Mario Balotelli (à droite) parle avec l'arbitre et montre une tribune lors de la rencontre DFCO - OGC Nice, le 10 février 2018. / © PHILIPPE DESMAZES / AFP
Mario Balotelli (à droite) parle avec l'arbitre et montre une tribune lors de la rencontre DFCO - OGC Nice, le 10 février 2018. / © PHILIPPE DESMAZES / AFP

La Ligue de football professionnel (LFP) a choisi de ne pas sanctionner le club de Dijon après les cris racistes entendus par l'attaquant de Nice Mario Balotelli lors d'un match de Ligue 1 en février dernier.

Par M. F. avec AFP

La commission de discipline de la LFP a décidé jeudi de ne pas infliger de sanction au club de Dijon après les cris racistes entendus par l'attaquant de Nice Mario Balotelli lors d'un match de Ligue 1, mais a retiré le carton jaune infligé au joueur.

"Après audition des représentants du Dijon FCO et de l'OGC Nice, et lecture du rapport de l'instructeur, la commission décide de classer sans suite le dossier s'agissant de la responsabilité du Dijon. La commission décide toutefois de retirer l'avertissement au joueur Mario Balotelli", indique la LFP.

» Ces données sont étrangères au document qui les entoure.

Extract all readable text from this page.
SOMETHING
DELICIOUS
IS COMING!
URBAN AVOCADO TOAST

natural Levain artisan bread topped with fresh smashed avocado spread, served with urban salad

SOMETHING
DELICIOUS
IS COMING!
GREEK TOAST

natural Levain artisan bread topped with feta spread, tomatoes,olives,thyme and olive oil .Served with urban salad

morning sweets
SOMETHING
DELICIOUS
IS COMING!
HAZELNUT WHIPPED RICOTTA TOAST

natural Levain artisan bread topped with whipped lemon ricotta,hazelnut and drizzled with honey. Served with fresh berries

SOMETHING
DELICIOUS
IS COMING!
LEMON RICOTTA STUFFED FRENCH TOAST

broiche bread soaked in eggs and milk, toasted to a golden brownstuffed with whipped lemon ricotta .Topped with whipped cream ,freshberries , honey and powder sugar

Le 10 février, lors de la défaite de Nice face au DFCO (3-2), Balotelli avait écopé d'un carton jaune, après avoir manifesté un comportement d'énervement à l'encontre du public. Il avait ensuite indiqué à l'arbitre avoir été victime de cris racistes.


Une plainte du CRAN classée sans suite

L'arbitre Nicolas Rainville avait assuré dans un communiqué "ne pas avoir entendu d'insultes ou de cris émis par la tribune. Si j'avais entendu 'des cris de singes' comme indiqué dans la demande de l'OGC Nice, je n'aurais à aucun moment adressé un avertissement à M. Mario Balotelli. Je peux comprendre une telle réaction d'un joueur touché par ce genre d'insultes".

Le Conseil représentatif des associations noires (CRAN) avait porté plainte contre X dans cette affaire, tout en mettant en cause l'arbitre. Une plainte classée sans suite par le procureur de la République à Dijon.

Balotelli, dont les parents sont originaires du Ghana, avait déjà été victime d'insultes racistes lors d'un déplacement de Nice à Bastia le 20 janvier 2017. La commission de discipline de la Ligue avait infligé au club corse le retrait d'un point avec sursis et ordonné la fermeture d'une de ses tribunes pour trois matchs.